Keratex is good, and in addition I'd pack a pair of Boa Boots. They are great, more affordable than shoes for your situation, and without compromising the hoof. I've ridden, jumped 4', trail ridden and what not in boa boots with great success and highly recommend them.


----------



## makin tracks (Jan 25, 2009)

The old blokes reckon Condies Crystals are great for toughening up feet. You just dissolve some in water and soak the horses feet in them for half an hour (I think) each day for a week. 

Don't know if you can even buy them now though.

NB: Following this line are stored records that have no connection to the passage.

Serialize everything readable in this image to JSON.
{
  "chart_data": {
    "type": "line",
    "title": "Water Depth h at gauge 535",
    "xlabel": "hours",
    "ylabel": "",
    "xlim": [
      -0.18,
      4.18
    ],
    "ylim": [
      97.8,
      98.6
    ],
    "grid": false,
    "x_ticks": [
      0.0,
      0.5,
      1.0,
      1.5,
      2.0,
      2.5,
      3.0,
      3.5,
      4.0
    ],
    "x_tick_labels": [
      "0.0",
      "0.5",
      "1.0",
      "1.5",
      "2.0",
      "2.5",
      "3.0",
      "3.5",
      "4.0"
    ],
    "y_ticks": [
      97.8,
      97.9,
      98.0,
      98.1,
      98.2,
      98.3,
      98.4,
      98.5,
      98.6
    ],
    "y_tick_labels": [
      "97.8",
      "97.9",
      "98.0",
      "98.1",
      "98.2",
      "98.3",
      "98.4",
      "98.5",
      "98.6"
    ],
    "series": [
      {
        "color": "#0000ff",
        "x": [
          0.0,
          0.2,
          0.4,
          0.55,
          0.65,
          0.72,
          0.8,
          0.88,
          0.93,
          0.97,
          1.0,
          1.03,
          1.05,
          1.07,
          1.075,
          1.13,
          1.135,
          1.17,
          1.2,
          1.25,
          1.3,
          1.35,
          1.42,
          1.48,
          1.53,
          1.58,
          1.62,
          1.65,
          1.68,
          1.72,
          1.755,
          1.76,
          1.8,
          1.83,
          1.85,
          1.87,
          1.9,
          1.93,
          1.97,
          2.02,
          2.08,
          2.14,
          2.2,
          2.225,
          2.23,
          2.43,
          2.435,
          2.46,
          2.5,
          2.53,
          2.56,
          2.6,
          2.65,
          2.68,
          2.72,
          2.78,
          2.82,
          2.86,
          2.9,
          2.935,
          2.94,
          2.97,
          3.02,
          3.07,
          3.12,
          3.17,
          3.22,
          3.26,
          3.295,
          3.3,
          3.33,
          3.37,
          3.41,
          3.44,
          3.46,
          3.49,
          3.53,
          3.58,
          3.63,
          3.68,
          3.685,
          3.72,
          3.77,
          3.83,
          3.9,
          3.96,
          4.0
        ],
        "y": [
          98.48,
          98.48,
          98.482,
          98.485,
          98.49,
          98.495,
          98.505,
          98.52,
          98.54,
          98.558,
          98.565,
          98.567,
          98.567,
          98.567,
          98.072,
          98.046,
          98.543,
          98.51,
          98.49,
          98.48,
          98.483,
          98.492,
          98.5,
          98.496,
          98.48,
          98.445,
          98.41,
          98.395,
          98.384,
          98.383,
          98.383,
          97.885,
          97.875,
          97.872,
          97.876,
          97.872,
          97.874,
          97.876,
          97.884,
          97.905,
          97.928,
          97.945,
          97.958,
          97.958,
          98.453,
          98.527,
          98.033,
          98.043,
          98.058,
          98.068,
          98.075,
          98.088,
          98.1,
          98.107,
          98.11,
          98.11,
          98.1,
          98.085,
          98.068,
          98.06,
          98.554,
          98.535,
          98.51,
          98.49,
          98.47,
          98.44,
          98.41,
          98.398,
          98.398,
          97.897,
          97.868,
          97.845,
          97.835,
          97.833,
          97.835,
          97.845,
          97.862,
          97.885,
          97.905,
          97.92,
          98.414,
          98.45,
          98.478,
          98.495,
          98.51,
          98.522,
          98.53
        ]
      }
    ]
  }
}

Boots are a great idea. Can be exy though (in Aus anyway)


----------



## Painted Horse (Dec 29, 2006)

Just take some boots with you. ride him as normal. If he gets ouchie, put the boots on. My horses can go all day on any trail. But I have a hard time riding them all day several days in a row barefoot.


----------



## Vidaloco (Sep 14, 2007)

We usually check with the park or trail owners ,state park rangers or who ever is in charge of the trails what they recommend as far as shoes. We have been to places where shoes were recommended but kept our girls barefoot and they did OK. 
If you have time and the money I suggest getting some hoof boots. I've just started using some Easy Boot Epics and like them a lot. 
Vettec has come out with a hoof pack stuff that is suppose to last 3 weeks. I've not tried it so can't give you a good or bad review on it, but it looks interesting and fairly quick and cheap to use. Heres a link to it I can't remember what the price was when I checked it out but in was in the $30-40 range. much cheaper than hoof boots for a one time trip. Vettec Hoof Care Products


----------



## Ne0n Zero (Dec 25, 2008)

Hm... that stuff looks neat. I'll talk to my friend about it and see what she thinks


----------



## Peggysue (Mar 29, 2008)

Durasole produces AMAZING results and is affordable !!


----------



## NewMexicoOutdoor (Nov 30, 2008)

*"Sandy Trails To You"*

Here...thousands and thousands of acres Onsite..of Dry Washes, Creek Beds, Trails ...all sand bottoms and GREAT for barefottin horses. We'll have 6 barefooters this weekend! Dan


----------



## Zab (Oct 4, 2008)

I'd bring some boa boots, easy boots or something like it. Make sure to check the horses hooves at each break so that you can start using the boots before the hoof gets sore and worn down too much. 

Have a fun trip!  I plan something like it, but my horse has shoes.


----------



## Ne0n Zero (Dec 25, 2008)

Have any of you used the easyboot_bare?

What do you think of it?


----------